学園に入学してどれくらいの月日が経ったのだろう。ランドール侯爵領に遠征に行ったお父さんたちはまだ帰って来ないけど、グロリア辺境伯様の軍勢がランドール侯爵様に勝利したと言う知らせは、全校集会で学園長先生より伺った。

何でもそうした事を知らせる事の出来る魔道具があるらしい。

この知らせによって学園の中に漂っていたピリピリした雰囲気も解消し、最近では男子生徒たちが積極的に学園ダンジョンに潜る様になってきている。

私達のパーティーも時間を作ってはダンジョンに挑戦している。私はボール魔法の弾数を十発に制限しているから、それが終わったら杖で殴る様にしている。

最近私の事を“撲殺魔導士”と呼ぶ人が増えて来たのは何故だろう?それにベティーが何故か頭を抱えてるんだけど?

やっぱり人との付き合いは難しい。


「はぁ~」

夜の自室。窓から差し込む月明かりに自然ため息が漏れる。

ベティーはいい友人だ。ローズとミッキーも話をしているととても楽しい。

アレンは・・・馬鹿なんじゃないか?と思う事もあるけど、悪い人間ではないのだろう。考え無しではあるけど。

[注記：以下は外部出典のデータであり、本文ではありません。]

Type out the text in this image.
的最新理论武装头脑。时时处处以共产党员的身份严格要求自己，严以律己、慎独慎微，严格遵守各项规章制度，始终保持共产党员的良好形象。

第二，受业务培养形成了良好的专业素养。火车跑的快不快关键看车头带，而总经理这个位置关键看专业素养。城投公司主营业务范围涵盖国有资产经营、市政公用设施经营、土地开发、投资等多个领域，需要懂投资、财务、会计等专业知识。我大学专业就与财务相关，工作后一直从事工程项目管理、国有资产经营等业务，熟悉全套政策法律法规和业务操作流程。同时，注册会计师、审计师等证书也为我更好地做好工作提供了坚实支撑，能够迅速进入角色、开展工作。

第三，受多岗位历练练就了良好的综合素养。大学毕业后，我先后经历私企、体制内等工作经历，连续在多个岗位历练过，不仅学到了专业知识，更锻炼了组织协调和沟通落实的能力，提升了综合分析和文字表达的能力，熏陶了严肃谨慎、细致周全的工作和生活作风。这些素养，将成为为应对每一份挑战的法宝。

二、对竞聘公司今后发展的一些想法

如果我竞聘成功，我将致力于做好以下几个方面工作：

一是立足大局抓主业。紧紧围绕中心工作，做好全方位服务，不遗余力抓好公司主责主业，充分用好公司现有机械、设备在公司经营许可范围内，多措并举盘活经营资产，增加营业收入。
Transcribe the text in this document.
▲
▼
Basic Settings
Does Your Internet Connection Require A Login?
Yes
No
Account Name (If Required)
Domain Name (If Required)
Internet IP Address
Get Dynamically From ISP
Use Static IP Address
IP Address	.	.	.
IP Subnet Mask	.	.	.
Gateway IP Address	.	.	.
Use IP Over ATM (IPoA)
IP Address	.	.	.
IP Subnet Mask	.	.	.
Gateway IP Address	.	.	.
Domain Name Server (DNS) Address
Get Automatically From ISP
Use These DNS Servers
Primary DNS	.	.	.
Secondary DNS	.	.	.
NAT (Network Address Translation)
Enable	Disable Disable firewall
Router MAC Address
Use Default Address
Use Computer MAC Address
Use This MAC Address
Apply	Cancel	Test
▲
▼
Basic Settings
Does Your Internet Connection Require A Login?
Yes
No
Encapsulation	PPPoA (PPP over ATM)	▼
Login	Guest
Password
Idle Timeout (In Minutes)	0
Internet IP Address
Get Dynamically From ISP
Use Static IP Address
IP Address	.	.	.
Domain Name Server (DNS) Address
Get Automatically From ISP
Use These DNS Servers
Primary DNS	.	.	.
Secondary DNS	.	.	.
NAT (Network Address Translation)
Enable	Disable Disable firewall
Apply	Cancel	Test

そう言えば入学式の時も考え無しにお貴族様に突貫かましてえらい目に遭っていた様な。

学習しない男アレン、それでいて何故か女子生徒からはそこそこモテる。

男子生徒は私達のパーティーをハーレムパーティーと揶揄している。

そこに私を含めるのは止めて欲しい、大変心外です。


「はぁ~」

学園生活はそれなりに充実しているんだと思う。

でも・・・


「ケビン・・・寂しいよ」

ここには彼がいない。私を救ってくれた、私を導いてくれた、私の全て・・・


“トントントン”

何かが窓を叩く音、顔を上げた私の目に映る月明かりの中の人影。


“カチャッ”

窓を開き外を見る、そこには二階にある部屋の窓の外に立つあの人。


「やぁケイト、良い月夜だね。

どう?折角の夜だ、空の散歩と洒落こまない?」


差し出された右手を自然に掴む私。


“フワッ”

一瞬の浮遊感と共に彼に身体ごと抱き抱えられる。

“これって、お父さんが言っていたお姫様抱っこ!?”


「よく掴まってろよ?」

“タンッ”

「キャッ」

思わず彼にギュッとしがみつく。


「ほら、ゆっくり目を開けてごらん?」

恐る恐るまぶたを開けるとそこには・・・


「きれい」


月明かりに照らされたグルセリアの街並み、グロリア辺境伯様のお城が夜の街に浮かび上がる。


「ケイトはこの街で一人頑張ってるだろう?

でもそんな時って大概周りが見えなくなったりするんだよ。

だからさ、たまにはこうやって少し離れた所から眺めるのもいいかなって。

ケイト、よく頑張ったね」


そう言いニコリと微笑む彼。

この人は、ケビンはなんでいつも私の欲しい言葉を投げ掛けてくれるのだろう。


“ギュッ”

ケビンの首に回した手に力が入る。

私たちは暫く無言のまま、この美しい月夜のグルセリアを眺め続けるのでした。